Seperti yang sudah
diketahui oleh semua umat Islam bahwa Islam mempunyai pokok-pokok aqidah yaitu
iman kepada Allah, malaikat, kitab-kitab Allah, hari akhir dan iman kepada
qadha dan qadar. Atau biasa disebut dengan rukun iman. Istilah rukun iman
sendiri merupakan pemberian oleh para ulama. Hal-hal tersebut merupakan bagian
dari aqidah Islam yang sangat urgen terlebih karena aqidah merupakan sebuah
fondasi agama. Sehingga sudah pasti dapat ditemukan beberapa hadits yang
membahas mengenai rukun Islam tersebut. Akan tetapi dalam makalah ini hanya membahas
salah satu rukun Iman tersebut yaitu dengan mencoba untuk memaparkan sedikit
mengenai qadha dan qadar.
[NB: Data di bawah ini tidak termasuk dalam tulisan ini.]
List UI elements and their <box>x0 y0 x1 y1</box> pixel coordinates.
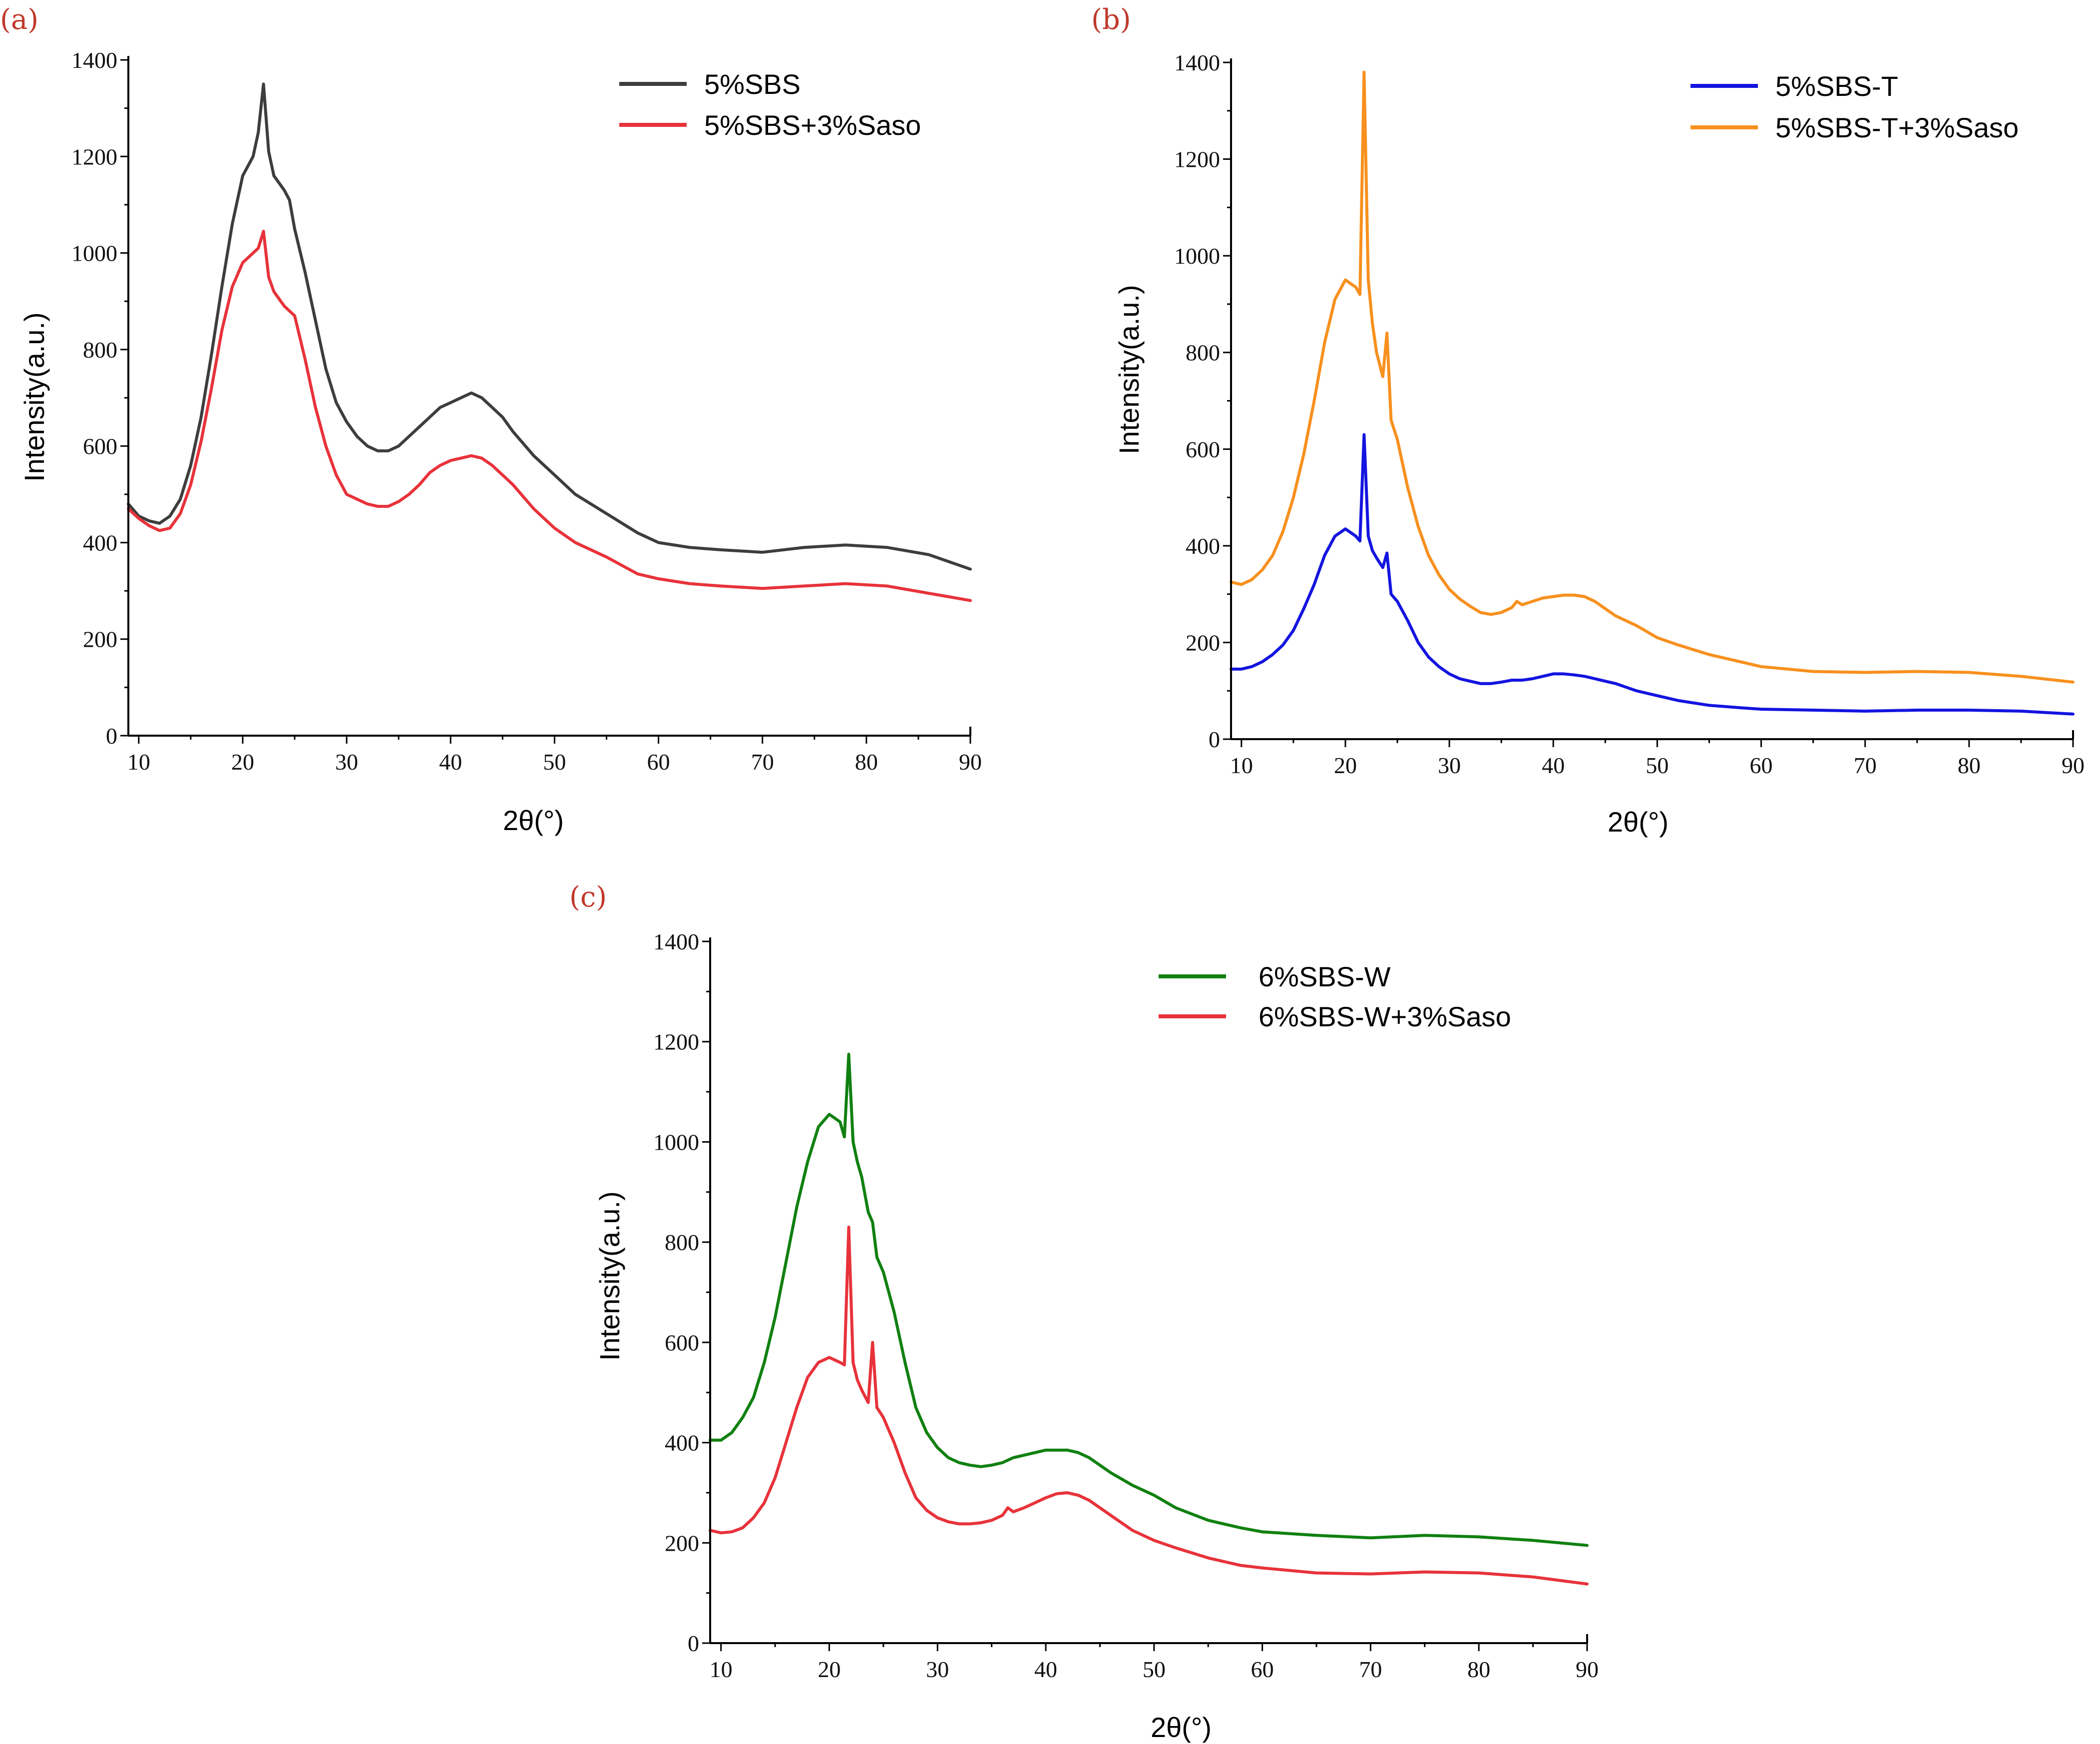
x-tick-label-60: 60 <box>1750 753 1773 778</box>
y-tick-label-800: 800 <box>665 1230 699 1255</box>
legend-label-5sbs: 5%SBS <box>704 68 801 100</box>
y-tick-label-1000: 1000 <box>1174 243 1220 269</box>
y-tick-label-600: 600 <box>1186 436 1220 462</box>
panel-b-y-axis-title: Intensity(a.u.) <box>1113 285 1145 454</box>
y-tick-label-1000: 1000 <box>71 241 117 266</box>
y-tick-label-1400: 1400 <box>653 929 699 954</box>
panel-a-y-axis-title: Intensity(a.u.) <box>18 312 50 481</box>
x-tick-label-40: 40 <box>1034 1657 1057 1682</box>
x-tick-label-30: 30 <box>1438 753 1461 778</box>
y-tick-label-400: 400 <box>83 530 117 555</box>
y-tick-label-1000: 1000 <box>653 1129 699 1155</box>
x-tick-label-50: 50 <box>1646 753 1669 778</box>
x-tick-label-90: 90 <box>1576 1657 1599 1682</box>
y-tick-label-0: 0 <box>1209 727 1220 752</box>
y-tick-label-200: 200 <box>83 627 117 652</box>
x-tick-label-50: 50 <box>543 749 566 775</box>
y-tick-label-1400: 1400 <box>71 47 117 73</box>
panel-a-ticks: 10 20 30 40 50 60 70 80 90 0 200 400 600 800 1000 1200 1… <box>71 47 982 775</box>
panel-b-ticks: 10 20 30 40 50 60 70 80 90 0 200 400 600 800 1000 1200 1… <box>1174 50 2085 778</box>
x-tick-label-40: 40 <box>439 749 462 775</box>
series-line-5-sbs-t-3-saso <box>1230 70 2075 684</box>
y-tick-label-600: 600 <box>83 434 117 459</box>
panel-b: (b) 10 20 30 40 50 60 70 80 90020040060080010001… <box>1091 3 2085 838</box>
panel-c-legend: 6%SBS-W 6%SBS-W+3%Saso <box>1159 961 1511 1032</box>
x-tick-label-20: 20 <box>231 749 254 775</box>
series-line-5-sbs <box>127 82 972 571</box>
y-tick-label-400: 400 <box>1186 533 1220 559</box>
x-tick-label-60: 60 <box>1251 1657 1274 1682</box>
y-tick-label-1400: 1400 <box>1174 50 1220 75</box>
x-tick-label-70: 70 <box>1359 1657 1382 1682</box>
legend-label-5sbs-t: 5%SBS-T <box>1775 70 1898 102</box>
panel-b-legend: 5%SBS-T 5%SBS-T+3%Saso <box>1690 70 2019 143</box>
x-tick-label-30: 30 <box>926 1657 949 1682</box>
legend-label-5sbs-t-saso: 5%SBS-T+3%Saso <box>1775 112 2019 143</box>
x-tick-label-70: 70 <box>751 749 774 775</box>
panel-b-series <box>1230 70 2075 716</box>
y-tick-label-0: 0 <box>106 723 117 749</box>
panel-c-y-axis-title: Intensity(a.u.) <box>594 1191 625 1360</box>
x-tick-label-90: 90 <box>959 749 982 775</box>
y-tick-label-200: 200 <box>1186 630 1220 655</box>
y-tick-label-800: 800 <box>83 337 117 363</box>
legend-label-5sbs-saso: 5%SBS+3%Saso <box>704 109 921 141</box>
x-tick-label-10: 10 <box>710 1657 733 1682</box>
x-tick-label-80: 80 <box>1958 753 1981 778</box>
x-tick-label-20: 20 <box>1334 753 1357 778</box>
y-tick-label-400: 400 <box>665 1430 699 1456</box>
panel-c-label: (c) <box>569 881 607 913</box>
y-tick-label-200: 200 <box>665 1530 699 1556</box>
panel-a-series <box>127 82 972 602</box>
legend-label-6sbs-w-saso: 6%SBS-W+3%Saso <box>1259 1001 1511 1032</box>
panel-c: (c) 10 20 30 40 50 60 70 80 90020040060080010001… <box>569 881 1599 1743</box>
panel-b-label: (b) <box>1091 3 1131 36</box>
panel-c-x-axis-title: 2θ(°) <box>1151 1712 1212 1743</box>
x-tick-label-10: 10 <box>127 749 150 775</box>
x-tick-label-10: 10 <box>1230 753 1253 778</box>
legend-label-6sbs-w: 6%SBS-W <box>1259 961 1391 992</box>
x-tick-label-30: 30 <box>335 749 358 775</box>
panel-c-series <box>709 1052 1589 1586</box>
y-tick-label-0: 0 <box>688 1631 699 1656</box>
y-tick-label-600: 600 <box>665 1330 699 1355</box>
panel-a-label: (a) <box>0 3 38 36</box>
series-line-5-sbs-t <box>1230 433 2075 716</box>
y-tick-label-1200: 1200 <box>71 144 117 169</box>
panel-c-ticks: 10 20 30 40 50 60 70 80 90 0 200 400 600 800 1000 1200 1… <box>653 929 1599 1682</box>
series-line-6-sbs-w <box>709 1052 1589 1547</box>
x-tick-label-40: 40 <box>1542 753 1565 778</box>
x-tick-label-80: 80 <box>1467 1657 1490 1682</box>
x-tick-label-60: 60 <box>647 749 670 775</box>
series-line-6-sbs-w-3-saso <box>709 1226 1589 1586</box>
x-tick-label-20: 20 <box>818 1657 840 1682</box>
series-line-5-sbs-3-saso <box>127 230 972 602</box>
panel-a-legend: 5%SBS 5%SBS+3%Saso <box>619 68 921 141</box>
x-tick-label-90: 90 <box>2062 753 2085 778</box>
panel-a: (a) 10 20 30 40 50 60 70 80 90020040060080010001… <box>0 3 982 836</box>
x-tick-label-80: 80 <box>855 749 878 775</box>
x-tick-label-70: 70 <box>1854 753 1877 778</box>
panel-a-x-axis-title: 2θ(°) <box>503 805 564 836</box>
y-tick-label-1200: 1200 <box>1174 147 1220 172</box>
y-tick-label-800: 800 <box>1186 340 1220 366</box>
y-tick-label-1200: 1200 <box>653 1029 699 1055</box>
panel-b-x-axis-title: 2θ(°) <box>1608 806 1669 838</box>
x-tick-label-50: 50 <box>1143 1657 1166 1682</box>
Seperti apakah hadits yang membahas mengenai takdir
tersebut?
Setelah mengetahui
hadits yang membahas mengenai takdir tersebut maka selanjutnya sangat
dibutuhkan kejelasan mengenai kualitas hadits tersebut. Karena suatu hadits
dapat dijadikan hujjah jika hadits tersebut memiliki kualitas yang tinggi. Lalu
bagaimanakah kualitas hadits yang membahas tentang takdir tersebut? Apakah
bertentangan dengan ayat Al Qur’an?
Adapun untuk
memahami suatu hadits maka dibutuhkan sebuah penjelasan yang nantinya akan lebih memudahkan umat Islam
untuk mengaplikasikannya dalam kehidupan sehari-hari. Selain itu bagaimanakah
pemahaman-pemahaman mengenai takdir tersebut? Dalam makalah ini, penulis
mencoba memaparkan sedikit mengenai pertanyaan-pertanyaan diatas.
A.
Hadits Mengenai Taqdir Allah
1.
صحيح البخا ر، با ب في القد ر، الجز ء: ٢٢، الصفحة: ٣
6595
- حَدَّثَنَا سُلَيْمَانُ بْنُ
حَرْبٍ حَدَّثَنَا حَمَّادٌ عَنْ عُبَيْدِ اللَّهِ بْنِ أَبِى بَكْرِ بْنِ أَنَسٍ
عَنْ أَنَسِ بْنِ مَالِكٍ - رضى الله عنه - عَنِ النَّبِىِّ - صلى الله عليه وسلم
- قَالَ « وَكَّلَ اللَّهُ بِالرَّحِمِ مَلَكًا فَيَقُولُ أَىْ رَبِّ نُطْفَةٌ ،
أَىْ رَبِّ عَلَقَةٌ ، أَىْ رَبِّ مُضْغَةٌ . فَإِذَا أَرَادَ اللَّهُ أَنْ يَقْضِىَ خَلْقَهَا
قَالَ أَىْ رَبِّ ذَكَرٌ أَمْ أُنْثَى أَشَقِىٌّ أَمْ سَعِيدٌ فَمَا الرِّزْقُ
فَمَا الأَجَلُ فَيُكْتَبُ كَذَلِكَ فِى بَطْنِ أُمِّهِ » . تحفة 1080
Telah menceritakan kepada kami Sulaiman bin Harb telah menceritakan
kepada kami Hammad dari Ubaidillah bin Abu Bakar bin Anas dari Anas bin Malik ra. dari Nabi saw. beliau
bersabda: “Allah menugaskan seorang malaikat untuk menangani rahim lalu dia
berkata, ‘Wahai Tuhanku, setetes mani’. ‘Wahai Tuhanku, segumpal darah’. ‘Wahai
Tuhanku, segumpal daging’. Kemudian tatkala Allah hendak menyempurnakan
penciptaannya, malaikat itu berkata, ‘Wahai Tuhanku, laki-laki atau perempuan?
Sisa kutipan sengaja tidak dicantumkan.